L’utilisation de données obtenues à partir d’une étude ayant des objectifs de recherche qui diffèrent de ceux de l’auteure entraîne plusieurs préoccupations méthodologiques. Lee a cité son utilisation du cadre développemental-écologique, un modèle qui examine l’étiologie de la maltraitance envers les enfants influencée par les facteurs individuels, familiaux et macroéconomiques. Cependant, cette étude s’est limitée à des données ne contenant que deux des facteurs applicables au cadre directeur, et n’a donc pas inclus d’effets macroéconomiques potentiels au niveau de la communauté. En outre, la FFCWS a cherché à recueillir des données spécifiquement sur les parents non mariés, ce qui entraîne un biais d’échantillonnage clair. Par conséquent, dans le sous-échantillon de l’étude actuelle, près des deux tiers des pères n’étaient pas admissibles puisqu’ils ne vivaient plus avec la famille lorsque l’enfant de référence avait cinq ans. En outre, la chercheure a déclaré que l’échantillon FFCSW de 20 grandes villes américaines était représentatif à l’échelle nationale. Après un examen plus approfondi de la conception de l’étude ayant donné lieu aux données primaires, on précise qu’une grande ville est classée comme ayant une population de 200 000 habitants ou plus. Le caractère généralisable des résultats peut donc être limité aux populations urbaines par rapport aux populations rurales.

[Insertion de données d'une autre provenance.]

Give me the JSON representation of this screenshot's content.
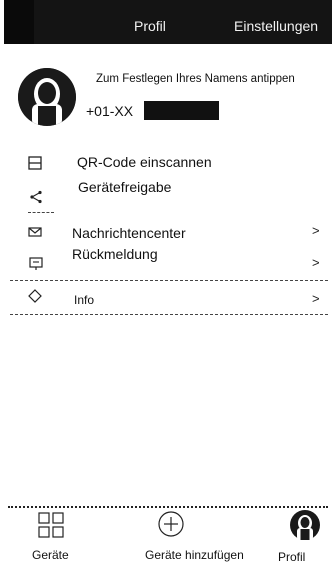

Un autre biais d’échantillonnage important apparaît à l’examen attentif des critères d’inclusion. Comme mentionné précédemment, les pères devaient être des partenaires biologiques et des partenaires mariés ou corésidentiels pour participer à l’étude. Cela signifie que les groupes à haut risque, comme les ménages dirigés par une mère célibataire ou les mères ayant une relation avec un homme qui n’est pas le père biologique, sont exclus. L’auteure reconnaît que cet échantillon est plus susceptible d’être favorisé et prédit que cela générerait des niveaux de négligence et de prise en charge par les SPE inférieurs à la moyenne dans le sous-échantillon. En effet, les comparaisons du sous-échantillon avec l’ensemble de l’échantillon original ont révélé une diminution de 4 % de la prise en charge par les SPE. Cette attente a également amené les chercheurs à utiliser des variables dichotomiques pour les mesures dépendantes de la négligence des enfants et de la prise en charge par les SPE afin de saisir tout lien éventuel, puisque ces conditions étaient considérées comme si rares dans ce type d’échantillon. Dans cette étude, les variables dichotomiques incluent des options de 0 ou 1, 1 indiquant une prise en charge même dans un cas de négligence d’enfant au cours de l’année écoulée. De même, une unité de 0 ou 1 a été assignée pour indiquer si les SPE ont communiqué avec la famille depuis la naissance de l’enfant de référence. Ce système de mesure simple a été jugé nécessaire pour détecter une relation à l’intérieur de l’échantillon; cependant, il ne tient pas compte de la complexité possible des variables. Par exemple, dans le cas de la prise en charge d’un ménage par les SPE, la mesure ne précise pas l’enfant visé par les SPE, l’auteur présumé de la maltraitance, le moment où elle a eu lieu ni son type. Au contraire, elle fournit seulement un indicateur général et ambigu du risque du ménage.